FreeBSD Traffic Shaping

Ted Mittelstaedt tedm at toybox.placo.com
Wed Apr 2 23:02:11 UTC 2008



> -----Original Message-----
> From: owner-freebsd-questions at freebsd.org
> [mailto:owner-freebsd-questions at freebsd.org]On Behalf Of
> freebsd at top-consulting.net
> Sent: Wednesday, April 02, 2008 4:51 AM
> To: freebsd-questions at freebsd.org
> Subject: Re: FreeBSD Traffic Shaping
> 
> 
> As far as I know, every carrier bills by 95th percentile.

You better call your carrier and confirm this.
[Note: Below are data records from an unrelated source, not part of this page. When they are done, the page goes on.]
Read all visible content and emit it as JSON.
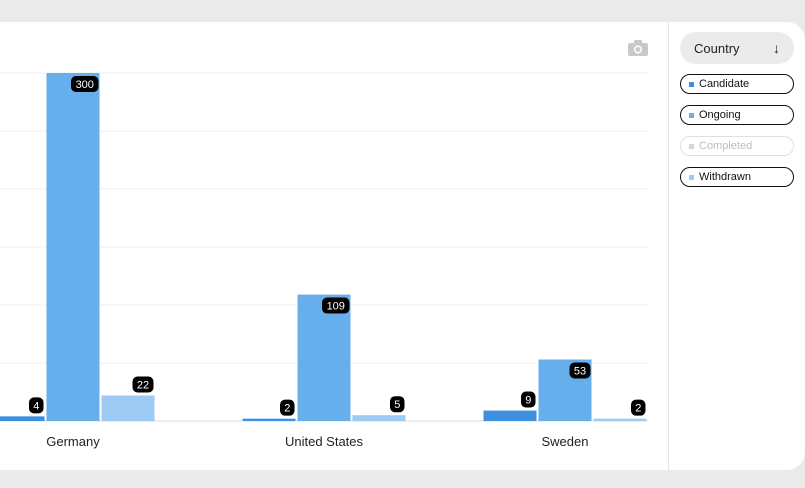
{
  "chart_data": {
    "type": "bar",
    "categories": [
      "Germany",
      "United States",
      "Sweden"
    ],
    "series": [
      {
        "name": "Candidate",
        "values": [
          4,
          2,
          9
        ],
        "color": "#3d8fe0",
        "visible": true
      },
      {
        "name": "Ongoing",
        "values": [
          300,
          109,
          53
        ],
        "color": "#66afec",
        "visible": true
      },
      {
        "name": "Completed",
        "values": [
          0,
          0,
          0
        ],
        "color": "#d6d6d6",
        "visible": false
      },
      {
        "name": "Withdrawn",
        "values": [
          22,
          5,
          2
        ],
        "color": "#9dcbf3",
        "visible": true
      }
    ],
    "ylim": [
      0,
      300
    ],
    "grid": true,
    "legend_placement": "right"
  },
  "sidebar": {
    "sort_label": "Country",
    "sort_icon": "arrow-down-icon"
  },
  "toolbar": {
    "camera_icon": "camera-icon"
  }
}
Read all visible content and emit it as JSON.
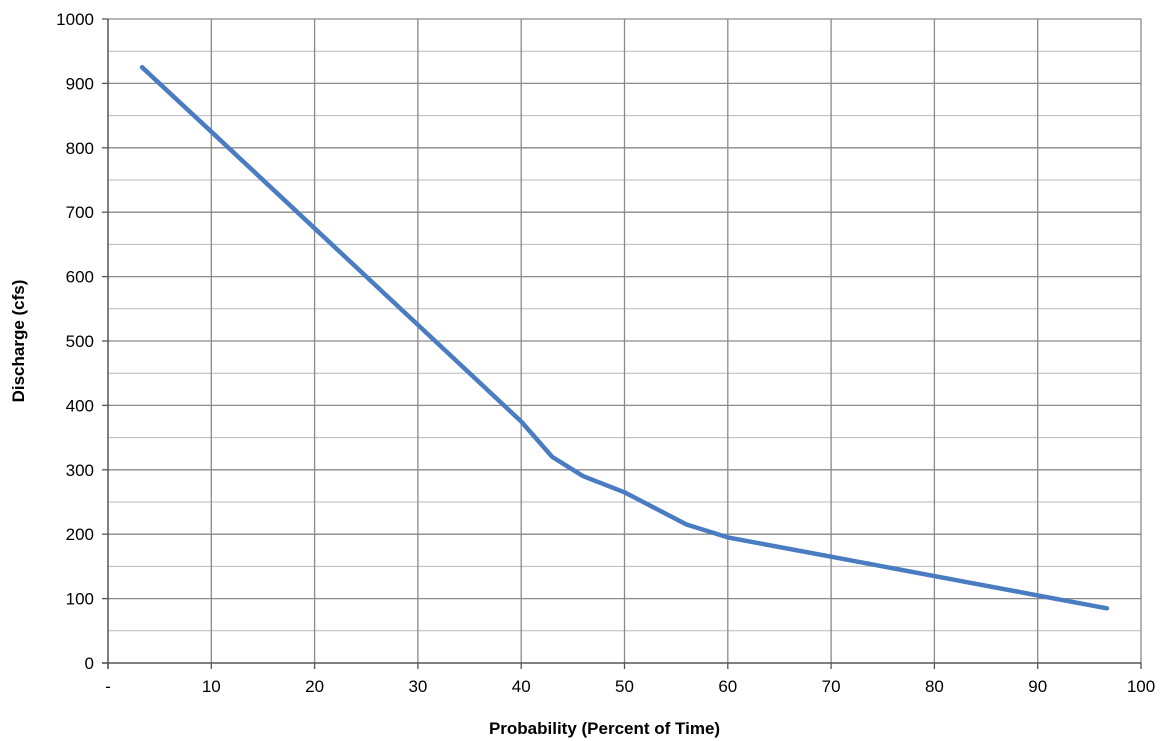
{
  "chart_data": {
    "type": "line",
    "title": "",
    "xlabel": "Probability (Percent of Time)",
    "ylabel": "Discharge (cfs)",
    "xlim": [
      0,
      100
    ],
    "ylim": [
      0,
      1000
    ],
    "x_ticks": [
      {
        "value": 0,
        "label": "-"
      },
      {
        "value": 10,
        "label": "10"
      },
      {
        "value": 20,
        "label": "20"
      },
      {
        "value": 30,
        "label": "30"
      },
      {
        "value": 40,
        "label": "40"
      },
      {
        "value": 50,
        "label": "50"
      },
      {
        "value": 60,
        "label": "60"
      },
      {
        "value": 70,
        "label": "70"
      },
      {
        "value": 80,
        "label": "80"
      },
      {
        "value": 90,
        "label": "90"
      },
      {
        "value": 100,
        "label": "100"
      }
    ],
    "y_ticks": [
      {
        "value": 0,
        "label": "0"
      },
      {
        "value": 100,
        "label": "100"
      },
      {
        "value": 200,
        "label": "200"
      },
      {
        "value": 300,
        "label": "300"
      },
      {
        "value": 400,
        "label": "400"
      },
      {
        "value": 500,
        "label": "500"
      },
      {
        "value": 600,
        "label": "600"
      },
      {
        "value": 700,
        "label": "700"
      },
      {
        "value": 800,
        "label": "800"
      },
      {
        "value": 900,
        "label": "900"
      },
      {
        "value": 1000,
        "label": "1000"
      }
    ],
    "grid": true,
    "y_minor_step": 50,
    "line_color": "#4a7cc1",
    "grid_color": "#8a8a8a",
    "series": [
      {
        "name": "",
        "x": [
          3.3,
          10,
          20,
          30,
          40,
          43,
          46,
          50,
          56,
          60,
          70,
          80,
          90,
          96.7
        ],
        "y": [
          925,
          825,
          675,
          525,
          375,
          320,
          290,
          265,
          215,
          195,
          165,
          135,
          105,
          85
        ]
      }
    ]
  }
}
The last carrier we had in that did this did in fact NOT bill by peak,
they billed by average.  However, the contract language SEEMED
to say peak.  We were naturally concerned about this after the first
month due to our graphs indicating that we had exceeded the peak.
However, the carrier (AT&T) did not bill a surcharge.  After that
we regularly peaked over the designated MBs
during the contract term with no billing surcharge.  The last
2 months of the contract we got nailed with very high surcharge
fees for the last 2 month use period.  Needless to say we did
not renew the contract and the
matter is in litigation now.  We never got a satisfactory answer
from anyone there as to what calculation they used to determine
how the surcharge was calculated.

Of course it was our dumb fault.  In the future if we ever sign
any of those bandwidth contracts again we will require the carrier
to supply in the contract the mathematical formula they use to
calculate whether or not a surcharge applies.  We will then
read the formula and determine for ourself whether it means
peak or average.

> This particular server is colocated and the bandwidth average is  
> 2.35mbps while the 95th is 3.7mbps.
> 
> I don't want my clients to have to compete for bandwidth - if 1000  
> users share a 3mbps fixed pipe, they will each get 3k/sec -. Rather I  
> want to guarantee a fixed output for each client. This ensures  
> adequate speed for everyone AND flattens out my peaks.
>

Except that during the vallys of your utilization your clients
will be limited as well - meaning that if for example your bandwidth from
2-3am is only .5Mbps, 3Mbps would be available - and if one of
your clients happened to want to use 3Mps, his transfer will be
pushed forward out of the 2-3am time period and into the 2-8am
period.  Meanwhile your carrier gets away scott-free because
they didn't have to supply you with the 3.5Mbs during the night,
even though you were entitled to it.

Anyway, I'm sure your going to do what you feel like and damn the
advice everyone is giving - hopefully it works out for you.  I
personally think these kinds of contracts are devices to make
the carrier a windfall they don't deserve, and I hope that
you manage to "beat" the contract and extract your last available
byte without penalty - because the more people that manage to
do this the less lurative these dumb contracts will be and the
less incentive the carriers will have to offer them - but I
think in your case your up against a telco who has a lot of
experience screwing over customers, and they will find out some
way to apply the surcharge no matter what you do.